Getting fired is usually traumatic. Rarely do people regard it as being liberated, even if it is a job they don’t like. It has the odor of rejection about it even when you know it is not your fault.
In the United States any sense of neighborhood has pretty much disappeared. Families are often scattered. The workplace is the new neighborhood, where the baby showers take place and money is gathered for funeral flowers. These are the people you tell about your weekend. So job loss is more than just income loss, as bad as that is. It is the loss of the people you tell about having your brakes relined.
For the eight people on that fateful day in Richmond, there was an added difficulty. They were being fired by Union Theological Seminary and the Presbyterian School of Christian Education. In what other workplace do people gather regularly for worship and hear that they are not just co-workers but brothers and sisters in Christ? In what other setting are people regularly reminded that they are supposed to love and sacrifice for each other, even unto death? At lots of workplaces people are told by management that they are a community, but few are tempted to buy it. They are not a “family” but an exchange of labor for a paycheck. Families and communities don’t fire people. At seminaries the lines are blurry.
I have talked to some of the people involved. All of them are people of good will, but when the ax fell, Union chose to handle the situation pretty much as any large corporation would. I was told that severance was better than at many businesses; precise information is not available.

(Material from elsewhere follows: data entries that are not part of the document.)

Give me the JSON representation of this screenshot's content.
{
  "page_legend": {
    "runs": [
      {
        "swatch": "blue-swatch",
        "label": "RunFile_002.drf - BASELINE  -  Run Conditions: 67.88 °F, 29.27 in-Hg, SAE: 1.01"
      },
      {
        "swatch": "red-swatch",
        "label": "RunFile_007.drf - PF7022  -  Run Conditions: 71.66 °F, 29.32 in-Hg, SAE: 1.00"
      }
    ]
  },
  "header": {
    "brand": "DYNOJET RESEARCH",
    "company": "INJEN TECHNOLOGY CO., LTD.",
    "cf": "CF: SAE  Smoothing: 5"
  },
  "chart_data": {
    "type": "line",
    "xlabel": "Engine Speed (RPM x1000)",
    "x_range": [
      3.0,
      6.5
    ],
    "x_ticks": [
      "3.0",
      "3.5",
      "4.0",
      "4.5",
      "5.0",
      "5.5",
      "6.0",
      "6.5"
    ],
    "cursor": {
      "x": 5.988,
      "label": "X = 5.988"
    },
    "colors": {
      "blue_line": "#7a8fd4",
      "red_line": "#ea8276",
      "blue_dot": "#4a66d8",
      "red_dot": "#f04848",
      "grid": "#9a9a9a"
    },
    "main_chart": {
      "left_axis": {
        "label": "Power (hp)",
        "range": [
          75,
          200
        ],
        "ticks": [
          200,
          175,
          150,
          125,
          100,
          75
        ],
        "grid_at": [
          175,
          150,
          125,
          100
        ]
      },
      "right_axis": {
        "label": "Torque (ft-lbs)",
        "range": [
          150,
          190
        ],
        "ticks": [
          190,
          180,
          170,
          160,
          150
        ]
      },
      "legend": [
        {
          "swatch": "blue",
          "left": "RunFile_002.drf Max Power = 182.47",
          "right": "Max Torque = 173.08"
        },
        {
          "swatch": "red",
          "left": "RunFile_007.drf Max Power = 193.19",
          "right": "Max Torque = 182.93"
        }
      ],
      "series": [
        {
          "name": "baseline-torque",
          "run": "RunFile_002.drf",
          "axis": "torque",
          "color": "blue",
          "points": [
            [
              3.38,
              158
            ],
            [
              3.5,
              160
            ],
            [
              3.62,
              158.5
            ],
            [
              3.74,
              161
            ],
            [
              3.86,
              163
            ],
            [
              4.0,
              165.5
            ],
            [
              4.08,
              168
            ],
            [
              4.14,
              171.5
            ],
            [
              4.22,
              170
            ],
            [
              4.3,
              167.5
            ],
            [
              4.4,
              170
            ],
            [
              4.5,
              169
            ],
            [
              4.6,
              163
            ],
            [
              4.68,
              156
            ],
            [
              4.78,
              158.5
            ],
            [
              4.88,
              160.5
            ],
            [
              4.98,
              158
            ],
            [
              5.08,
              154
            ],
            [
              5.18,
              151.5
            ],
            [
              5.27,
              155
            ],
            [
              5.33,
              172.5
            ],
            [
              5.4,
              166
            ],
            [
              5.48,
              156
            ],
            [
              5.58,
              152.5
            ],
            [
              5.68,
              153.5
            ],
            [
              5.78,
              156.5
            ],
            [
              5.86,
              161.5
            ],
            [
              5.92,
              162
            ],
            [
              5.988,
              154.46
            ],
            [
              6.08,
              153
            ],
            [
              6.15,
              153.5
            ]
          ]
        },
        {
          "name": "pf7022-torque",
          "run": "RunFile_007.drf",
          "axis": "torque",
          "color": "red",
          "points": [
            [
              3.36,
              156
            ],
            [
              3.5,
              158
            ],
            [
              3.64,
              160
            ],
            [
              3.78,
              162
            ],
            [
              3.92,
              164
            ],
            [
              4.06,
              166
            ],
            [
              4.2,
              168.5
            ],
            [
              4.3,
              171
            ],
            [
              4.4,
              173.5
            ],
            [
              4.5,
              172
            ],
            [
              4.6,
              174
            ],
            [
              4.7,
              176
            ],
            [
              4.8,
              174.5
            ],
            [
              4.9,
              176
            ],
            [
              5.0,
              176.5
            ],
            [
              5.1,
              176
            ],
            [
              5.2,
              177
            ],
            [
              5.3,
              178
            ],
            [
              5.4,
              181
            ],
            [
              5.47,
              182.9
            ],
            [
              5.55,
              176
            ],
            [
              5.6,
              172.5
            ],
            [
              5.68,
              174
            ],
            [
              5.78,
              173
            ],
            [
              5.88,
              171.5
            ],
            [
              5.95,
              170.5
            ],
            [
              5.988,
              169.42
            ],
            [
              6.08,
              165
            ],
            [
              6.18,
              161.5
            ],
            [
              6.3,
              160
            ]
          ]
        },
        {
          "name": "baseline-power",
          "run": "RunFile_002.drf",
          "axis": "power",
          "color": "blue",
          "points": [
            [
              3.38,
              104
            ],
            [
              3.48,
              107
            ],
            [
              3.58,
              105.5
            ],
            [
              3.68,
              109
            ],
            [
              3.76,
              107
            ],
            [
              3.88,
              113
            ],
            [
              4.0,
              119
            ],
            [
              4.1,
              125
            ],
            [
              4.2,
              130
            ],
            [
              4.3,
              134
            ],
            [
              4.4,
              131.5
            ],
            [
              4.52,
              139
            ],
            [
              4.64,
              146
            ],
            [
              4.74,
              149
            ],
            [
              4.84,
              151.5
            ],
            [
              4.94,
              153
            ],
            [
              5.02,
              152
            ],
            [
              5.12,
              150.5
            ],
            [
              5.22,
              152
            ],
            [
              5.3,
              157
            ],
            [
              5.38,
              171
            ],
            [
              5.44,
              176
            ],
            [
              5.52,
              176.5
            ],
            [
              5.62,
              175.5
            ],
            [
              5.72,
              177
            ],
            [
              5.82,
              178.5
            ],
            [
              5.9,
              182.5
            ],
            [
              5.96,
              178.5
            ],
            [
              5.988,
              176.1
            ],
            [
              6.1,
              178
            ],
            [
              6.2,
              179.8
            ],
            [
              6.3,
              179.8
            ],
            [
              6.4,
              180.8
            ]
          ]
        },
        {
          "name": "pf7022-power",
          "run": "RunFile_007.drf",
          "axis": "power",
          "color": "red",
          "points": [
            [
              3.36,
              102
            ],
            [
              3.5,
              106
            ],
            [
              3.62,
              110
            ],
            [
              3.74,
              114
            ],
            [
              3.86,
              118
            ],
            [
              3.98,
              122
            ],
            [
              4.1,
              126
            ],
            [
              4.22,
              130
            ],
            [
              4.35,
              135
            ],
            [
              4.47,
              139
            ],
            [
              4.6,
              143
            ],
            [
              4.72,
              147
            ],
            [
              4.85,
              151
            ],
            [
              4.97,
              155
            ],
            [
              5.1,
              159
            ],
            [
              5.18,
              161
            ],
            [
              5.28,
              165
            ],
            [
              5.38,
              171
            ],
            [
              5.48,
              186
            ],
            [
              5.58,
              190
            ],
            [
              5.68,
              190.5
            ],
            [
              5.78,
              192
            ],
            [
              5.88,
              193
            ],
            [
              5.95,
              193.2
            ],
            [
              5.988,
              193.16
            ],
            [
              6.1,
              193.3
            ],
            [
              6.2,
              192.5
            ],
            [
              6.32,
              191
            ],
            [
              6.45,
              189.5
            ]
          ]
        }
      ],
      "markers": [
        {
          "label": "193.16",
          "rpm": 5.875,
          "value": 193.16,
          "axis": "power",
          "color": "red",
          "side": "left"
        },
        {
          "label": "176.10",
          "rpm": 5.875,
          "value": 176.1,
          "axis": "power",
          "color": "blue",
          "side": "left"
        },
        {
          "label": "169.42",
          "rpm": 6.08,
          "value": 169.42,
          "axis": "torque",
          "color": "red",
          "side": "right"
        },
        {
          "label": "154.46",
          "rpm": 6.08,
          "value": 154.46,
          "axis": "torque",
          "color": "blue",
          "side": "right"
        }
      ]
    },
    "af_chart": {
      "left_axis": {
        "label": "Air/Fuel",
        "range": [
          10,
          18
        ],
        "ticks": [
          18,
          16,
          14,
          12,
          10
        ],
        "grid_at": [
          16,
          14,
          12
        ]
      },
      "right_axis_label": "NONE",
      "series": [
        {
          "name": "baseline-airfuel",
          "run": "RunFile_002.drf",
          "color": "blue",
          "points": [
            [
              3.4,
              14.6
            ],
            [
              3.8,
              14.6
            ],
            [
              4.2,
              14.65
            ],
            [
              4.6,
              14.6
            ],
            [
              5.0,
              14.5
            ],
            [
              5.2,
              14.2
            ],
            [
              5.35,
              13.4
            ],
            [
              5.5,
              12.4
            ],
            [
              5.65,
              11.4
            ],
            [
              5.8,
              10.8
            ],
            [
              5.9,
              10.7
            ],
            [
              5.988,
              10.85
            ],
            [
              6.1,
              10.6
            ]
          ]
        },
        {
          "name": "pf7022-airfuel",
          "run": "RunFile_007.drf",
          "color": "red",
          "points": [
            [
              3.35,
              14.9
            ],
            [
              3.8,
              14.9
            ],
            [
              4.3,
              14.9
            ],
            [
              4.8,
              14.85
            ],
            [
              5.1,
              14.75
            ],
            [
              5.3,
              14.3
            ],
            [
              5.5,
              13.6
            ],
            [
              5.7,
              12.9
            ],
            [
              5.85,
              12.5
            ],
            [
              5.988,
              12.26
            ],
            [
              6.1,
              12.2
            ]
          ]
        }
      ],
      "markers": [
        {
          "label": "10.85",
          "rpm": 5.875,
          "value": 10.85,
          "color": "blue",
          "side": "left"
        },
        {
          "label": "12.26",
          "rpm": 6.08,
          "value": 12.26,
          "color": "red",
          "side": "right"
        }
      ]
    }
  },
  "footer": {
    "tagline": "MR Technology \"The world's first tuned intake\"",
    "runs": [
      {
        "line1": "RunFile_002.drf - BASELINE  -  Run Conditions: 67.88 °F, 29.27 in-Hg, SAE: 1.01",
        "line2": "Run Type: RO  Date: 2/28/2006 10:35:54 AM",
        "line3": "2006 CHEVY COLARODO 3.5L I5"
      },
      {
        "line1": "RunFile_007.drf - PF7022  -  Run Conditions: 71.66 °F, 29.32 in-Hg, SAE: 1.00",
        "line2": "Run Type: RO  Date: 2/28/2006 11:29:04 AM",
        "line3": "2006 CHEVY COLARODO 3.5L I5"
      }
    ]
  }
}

The people laid off will have to find jobs. The people left behind will have to deal with survivors’ guilt and morale problems. All of them will be haunted by an additional problem. Do the wisdom and conventions of the world trump the wisdom proclaimed by our religious traditions? The decisions made at Union were straight out of the business school playbook. It was clearly the safest route to take. If you veer from the conventional and you fail, you have no cover. If you toe the line of what is customary, you are covered no matter how wrong you are. We are herd animals, and we know this.
Union had to negotiate the territory between the business office and the chapel. The business office won.
The difficulty with our current system of free-market capitalism is that it asks that we act selfishly, and that violates religious traditions that declare we are all brothers and sisters.
There is nothing sacred about free-market capitalism; it is not the law of God or natural law. It is simply the most recent way we humans have organized our economic life. We can and will develop systems that do not demand obedience to a Darwinian system rooted in self interest. In the meantime, we have to cope with the damage being done financially, psychologically and spiritually. To paraphrase Abraham Lincoln, it is now our task to bind up the nation’s economic wounds and care for those who have born the battle and to achieve and cherish economic justice and lasting peace among ourselves and with all nations.
Patricia Hunt, of Staunton, is a chaplain at Mary Baldwin College.